Two-locus clines maintained by diffusion and recombination in a heterogeneous environment

TL;DR

This paper investigates the existence and stability of two-locus clines in a spatially structured population, revealing how recombination strength influences genetic diversity and equilibrium stability in heterogeneous environments.

Contribution

It provides new conditions for the existence and stability of two-locus clines, including cases of weak and strong recombination, and analyzes stability of monomorphic equilibria.

Findings

Strong recombination leads to unique, globally stable clines.

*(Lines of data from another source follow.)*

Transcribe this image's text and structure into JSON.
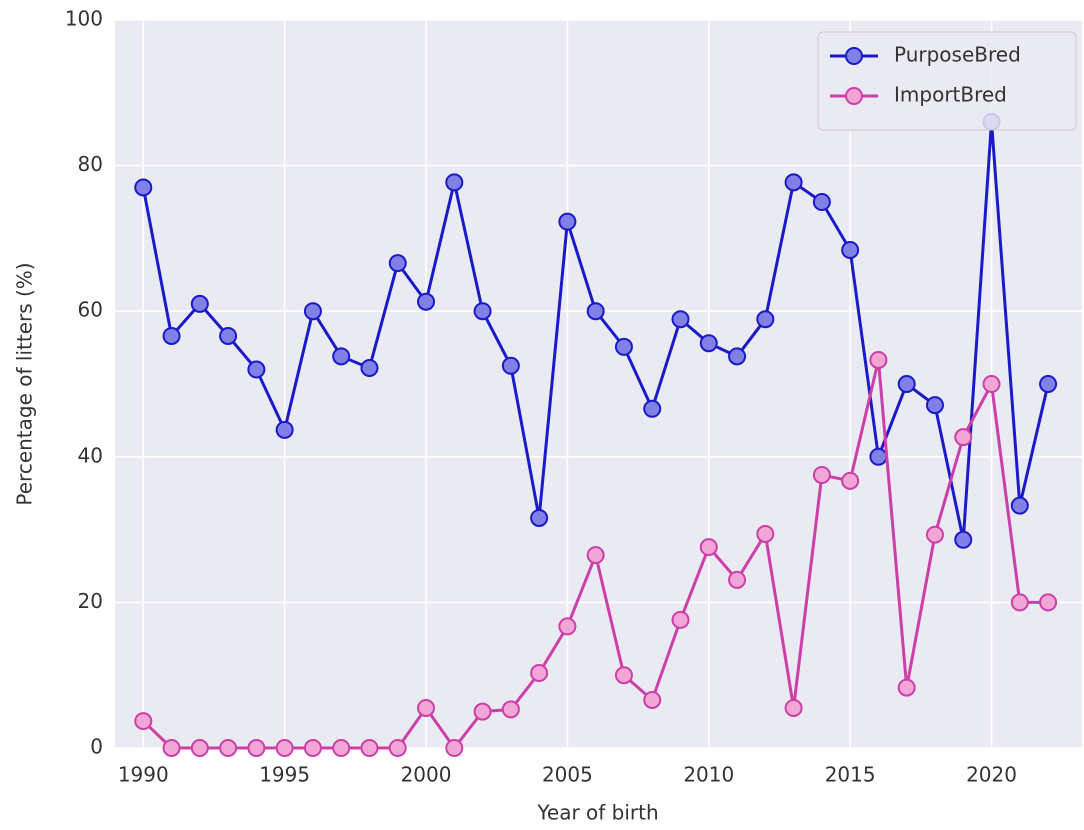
{
  "chart_data": {
    "type": "line",
    "x": [
      1990,
      1991,
      1992,
      1993,
      1994,
      1995,
      1996,
      1997,
      1998,
      1999,
      2000,
      2001,
      2002,
      2003,
      2004,
      2005,
      2006,
      2007,
      2008,
      2009,
      2010,
      2011,
      2012,
      2013,
      2014,
      2015,
      2016,
      2017,
      2018,
      2019,
      2020,
      2021,
      2022
    ],
    "series": [
      {
        "name": "PurposeBred",
        "color": "#1a1ac8",
        "marker_color": "#8080e6",
        "values": [
          77,
          56.6,
          61,
          56.6,
          52,
          43.7,
          60,
          53.8,
          52.2,
          66.6,
          61.3,
          77.7,
          60,
          52.5,
          31.6,
          72.3,
          60,
          55.1,
          46.6,
          58.9,
          55.6,
          53.8,
          58.9,
          77.7,
          75,
          68.4,
          40,
          50,
          47.1,
          28.6,
          86,
          33.3,
          50
        ]
      },
      {
        "name": "ImportBred",
        "color": "#cc3fa8",
        "marker_color": "#f2a6d6",
        "values": [
          3.7,
          0,
          0,
          0,
          0,
          0,
          0,
          0,
          0,
          0,
          5.5,
          0,
          5,
          5.3,
          10.3,
          16.7,
          26.5,
          10,
          6.6,
          17.6,
          27.6,
          23.1,
          29.4,
          5.5,
          37.5,
          36.7,
          53.3,
          8.3,
          29.3,
          42.7,
          50,
          20,
          20
        ]
      }
    ],
    "xlabel": "Year of birth",
    "ylabel": "Percentage of litters (%)",
    "xlim": [
      1989,
      2023.2
    ],
    "ylim": [
      0,
      100
    ],
    "xticks": [
      1990,
      1995,
      2000,
      2005,
      2010,
      2015,
      2020
    ],
    "yticks": [
      0,
      20,
      40,
      60,
      80,
      100
    ],
    "grid": true,
    "legend": "upper right",
    "background": "#eaeaf2"
  }
}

Weak recombination allows for stable internal clines under certain conditions.

Monomorphic equilibria stability depends on recombination and selection.

Abstract

We study existence and stability of stationary solutions of a system of semilinear parabolic partial differential equations that occurs in population genetics. It describes the evolution of gamete frequencies in a geographically structured population of migrating individuals in a bounded habitat. Fitness of individuals is determined additively by two recombining, diallelic genetic loci that are subject to spatially varying selection. Migration is modeled by diffusion. Of most interest are spatially non-constant stationary solutions, so-called clines. In a two-locus cline all four gametes are present in the population, i.e., it is an internal stationary solution. We provide conditions for existence and linear stability of a two-locus cline if recombination is either sufficiently weak or sufficiently strong relative to selection and diffusion. For strong recombination, we also prove uniqueness and global asymptotic stability. For arbitrary recombination, we determine the stability properties of the monomorphic equilibria, which represent fixation of a single gamete.